Local markets on 5-week downtrend inside China
Following a short-lived rally that began immediately after the Golden Week holiday, a bearishness reigned over the domestic styrenics markets inside China due to weakening cost support and reducing orders. Notably, prices in dollar terms exhibited weaker performance due to the ongoing depreciation of the yuan against the greenback.
Even though PS markets managed to stabilize in the past three weeks, ChemOrbis data reveal that local GPPS inj. stood out as the weakest during the current downtrend, with its weekly midpoint hitting the lowest level since late January.

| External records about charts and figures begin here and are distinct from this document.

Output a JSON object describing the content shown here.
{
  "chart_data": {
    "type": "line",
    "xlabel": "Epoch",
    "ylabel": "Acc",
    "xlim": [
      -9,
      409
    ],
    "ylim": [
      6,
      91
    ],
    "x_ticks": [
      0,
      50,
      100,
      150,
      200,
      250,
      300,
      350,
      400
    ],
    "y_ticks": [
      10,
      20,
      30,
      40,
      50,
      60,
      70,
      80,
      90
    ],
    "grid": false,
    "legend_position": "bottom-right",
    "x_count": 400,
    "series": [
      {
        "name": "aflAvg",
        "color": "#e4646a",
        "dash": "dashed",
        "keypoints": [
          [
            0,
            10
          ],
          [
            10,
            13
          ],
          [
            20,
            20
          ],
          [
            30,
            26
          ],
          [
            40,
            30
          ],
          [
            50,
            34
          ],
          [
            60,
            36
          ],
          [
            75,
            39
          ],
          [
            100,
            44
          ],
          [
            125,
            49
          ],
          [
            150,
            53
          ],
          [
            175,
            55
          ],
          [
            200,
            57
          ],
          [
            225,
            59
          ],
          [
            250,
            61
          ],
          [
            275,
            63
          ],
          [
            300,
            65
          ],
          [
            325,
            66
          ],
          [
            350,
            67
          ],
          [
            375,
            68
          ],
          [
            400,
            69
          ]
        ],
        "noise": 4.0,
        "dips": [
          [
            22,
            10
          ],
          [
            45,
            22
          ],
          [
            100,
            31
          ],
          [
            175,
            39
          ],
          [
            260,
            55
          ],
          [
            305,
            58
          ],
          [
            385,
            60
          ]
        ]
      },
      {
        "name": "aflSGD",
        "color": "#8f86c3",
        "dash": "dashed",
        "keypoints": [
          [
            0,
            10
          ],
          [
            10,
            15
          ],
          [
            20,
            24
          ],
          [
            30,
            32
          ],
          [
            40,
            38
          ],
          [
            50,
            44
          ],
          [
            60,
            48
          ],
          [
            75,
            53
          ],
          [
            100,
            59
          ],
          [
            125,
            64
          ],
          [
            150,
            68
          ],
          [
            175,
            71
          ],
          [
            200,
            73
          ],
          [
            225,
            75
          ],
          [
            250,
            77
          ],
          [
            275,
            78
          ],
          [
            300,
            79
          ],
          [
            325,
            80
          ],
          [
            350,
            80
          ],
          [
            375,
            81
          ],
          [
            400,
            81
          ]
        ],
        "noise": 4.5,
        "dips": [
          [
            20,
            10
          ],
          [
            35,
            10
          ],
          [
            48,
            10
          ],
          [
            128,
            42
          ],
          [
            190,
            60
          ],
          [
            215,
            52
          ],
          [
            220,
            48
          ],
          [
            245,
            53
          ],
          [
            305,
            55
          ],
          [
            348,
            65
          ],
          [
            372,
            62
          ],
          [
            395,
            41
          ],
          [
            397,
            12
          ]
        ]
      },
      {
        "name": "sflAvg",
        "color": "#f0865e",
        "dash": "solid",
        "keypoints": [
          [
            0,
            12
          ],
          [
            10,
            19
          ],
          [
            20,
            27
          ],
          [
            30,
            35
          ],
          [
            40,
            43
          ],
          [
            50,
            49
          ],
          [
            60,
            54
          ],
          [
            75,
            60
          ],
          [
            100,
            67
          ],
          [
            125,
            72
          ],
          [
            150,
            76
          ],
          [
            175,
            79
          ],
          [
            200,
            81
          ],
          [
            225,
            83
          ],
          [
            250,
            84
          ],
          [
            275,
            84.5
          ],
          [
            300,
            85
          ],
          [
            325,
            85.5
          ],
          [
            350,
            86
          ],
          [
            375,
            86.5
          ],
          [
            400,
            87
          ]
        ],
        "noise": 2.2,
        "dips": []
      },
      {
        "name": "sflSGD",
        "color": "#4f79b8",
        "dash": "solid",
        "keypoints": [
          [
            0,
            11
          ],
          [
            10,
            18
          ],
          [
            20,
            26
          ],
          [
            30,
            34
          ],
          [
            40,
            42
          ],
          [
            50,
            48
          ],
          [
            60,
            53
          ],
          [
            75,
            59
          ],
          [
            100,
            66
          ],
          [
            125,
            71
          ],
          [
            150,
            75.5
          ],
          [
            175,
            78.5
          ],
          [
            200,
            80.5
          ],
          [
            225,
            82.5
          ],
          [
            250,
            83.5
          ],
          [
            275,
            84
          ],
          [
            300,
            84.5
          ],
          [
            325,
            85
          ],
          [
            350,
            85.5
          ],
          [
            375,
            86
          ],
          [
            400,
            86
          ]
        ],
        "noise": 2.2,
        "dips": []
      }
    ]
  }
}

The ABS market also recorded week-by-week declines, though cumulative losses were less pronounced compared to PS grades.
SE Asian markets reflect similar weakness
Southeast Asia’s import PS and ABS markets mirrored the softness in China, with suppliers offering discounts at the high end of price ranges. The latest assessments took the midpoint of price ranges down to their eight-month lows for GPPS inj. and to their more than seven-month lows for HIPS inj. and ABS injection.
Accordingly, last week, PS prices were assessed $5-10/ton lower at $1225-1320/ton for GPPS inj. and stable to $10/ton lower at $1320-1410/ton for HIPS inj., both on a CIF SEA, cash basis. Import ABS inj. prices were also stable to $10/ton lower to be assessed at $1380-1550/ton with the same terms.
Regional players reported that sellers were struggling to clear their inventories, which led to a stronger wait-and-see attitude across markets. “Falling styrene prices are not helping at the moment, as overall demand has already been weak,” noted a Taiwanese producer.
“We don’t see a new-year preparation mood among players, demand hasn’t changed much compared to the previous months,” commented a Vietnamese producer who also informed that they were not planning a maintenance shutdown or to lower their operation rates. Meanwhile, a source from a Malaysian producer remarked that although they maintained their import ABS offers this week, they were open to issuing discounts of around $20-30/ton during negotiations.
Butadiene loses $310/ton in 5 weeks
On the upstream front, styrene prices both on CFR China and CFR South Korea basis dropped by $20/ton in the third consecutive week to their lowest levels since mid-December 2023, respectively standing at $1020/ton and $1010/ton.
Spot butadiene prices on CFR China basis, meanwhile, extended their losses for the fifth week, plummeting by $150/ton from the previous week to stand at $1270/ton on November 15. ChemOrbis Price Wizard data show the butadiene monomer market posted a total decrease of $310/ton, or roughly 20%, over the last five weeks.